Dressed in gabardine coats and navigating with a compass, sextant and the stars, Jarvis and his men are attempting to become the first to re-enact authentically Ernest Shackleton's legendary voyage of survival across the Southern Ocean from Antarctica almost a century ago. Caned by 50-knot winds and waves the height of office blocks ("the whole boat shudders when they hit," Jarvis says), the crew have slept below decks on their 6.9-metre ketch - an exact replica of Shackleton's vessel - packed one upon the other, bolstered by the occasional shot of Mackinlay's scotch whisky, Shackleton's favourite.
Thanks in part to their initial seasickness, the men - two Australians and four Britons - have only been eating one meal a day, a mix of lard with beef bullion, followed by nougat, a bit of chocolate, tea and powdered milk.
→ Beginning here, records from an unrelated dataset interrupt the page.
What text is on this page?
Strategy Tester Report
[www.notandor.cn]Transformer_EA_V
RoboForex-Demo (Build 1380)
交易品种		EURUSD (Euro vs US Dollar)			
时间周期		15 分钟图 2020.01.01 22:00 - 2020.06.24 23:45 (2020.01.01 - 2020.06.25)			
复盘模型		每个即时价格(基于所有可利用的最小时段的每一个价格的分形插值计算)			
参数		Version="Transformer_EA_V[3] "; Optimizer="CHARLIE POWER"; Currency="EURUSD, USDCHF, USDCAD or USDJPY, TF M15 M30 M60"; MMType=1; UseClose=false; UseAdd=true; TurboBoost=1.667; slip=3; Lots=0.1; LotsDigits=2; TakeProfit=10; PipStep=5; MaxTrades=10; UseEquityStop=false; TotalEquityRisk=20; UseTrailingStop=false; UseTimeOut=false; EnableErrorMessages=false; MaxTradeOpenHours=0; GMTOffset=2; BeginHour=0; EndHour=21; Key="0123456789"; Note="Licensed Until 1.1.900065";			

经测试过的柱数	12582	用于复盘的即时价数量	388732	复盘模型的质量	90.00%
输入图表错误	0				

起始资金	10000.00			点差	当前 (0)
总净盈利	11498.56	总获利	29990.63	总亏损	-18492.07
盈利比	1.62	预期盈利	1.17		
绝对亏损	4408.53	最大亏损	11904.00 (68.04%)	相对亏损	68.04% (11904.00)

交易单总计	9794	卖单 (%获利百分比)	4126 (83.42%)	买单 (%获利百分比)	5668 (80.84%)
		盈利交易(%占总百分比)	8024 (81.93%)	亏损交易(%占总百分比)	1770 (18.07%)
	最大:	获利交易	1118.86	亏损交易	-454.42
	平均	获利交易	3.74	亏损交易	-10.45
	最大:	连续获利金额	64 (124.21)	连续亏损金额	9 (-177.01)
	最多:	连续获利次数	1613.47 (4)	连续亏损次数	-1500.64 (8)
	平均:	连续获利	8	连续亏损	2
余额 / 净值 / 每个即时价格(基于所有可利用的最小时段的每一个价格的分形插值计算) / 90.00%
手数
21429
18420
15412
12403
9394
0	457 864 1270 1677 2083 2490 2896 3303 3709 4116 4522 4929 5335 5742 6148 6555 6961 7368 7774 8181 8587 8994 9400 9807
Their vintage-style equipment has also taken its toll: not only is it colder than modern thermal clothing but the interior doesn't "wick away" perspiration, meaning their skin is constantly slicked with sweat and seawater.
"We attempted to 'waterproof' the outer layers with dubbin wax," Jarvis says, "but all it did was trap the wetness into the gear, making it impossible to dry out."
And as in Shackleton's journey, the reindeer-skin sleeping bags are now moulting, shedding fibres throughout the cabin and into their food.
And yet the crew appears to have made good time: Jarvis is expecting to make landfall on Monday night, just 11 days after leaving Elephant Island. Shackleton spent 14 days at sea.
After resting for a day to dry out their gear and recover their strength, the men will trek for an estimated two days across South Georgia's mountainous interior.
Shackleton's 1916 voyage marked the end of the era of heroic exploration, his journey completed, against the odds, to secure rescue for the crew of Endurance, which had become stranded in pack ice. Jarvis's journey began somewhat differently: he was challenged by Shackleton's granddaughter*, Alexandra Shackleton, to re-enact the voyage. It was an irresistible offer.
*An earlier version of this story said Alexandra Shackleton was Ernest's great-granddaughter. She is in fact his granddaughter.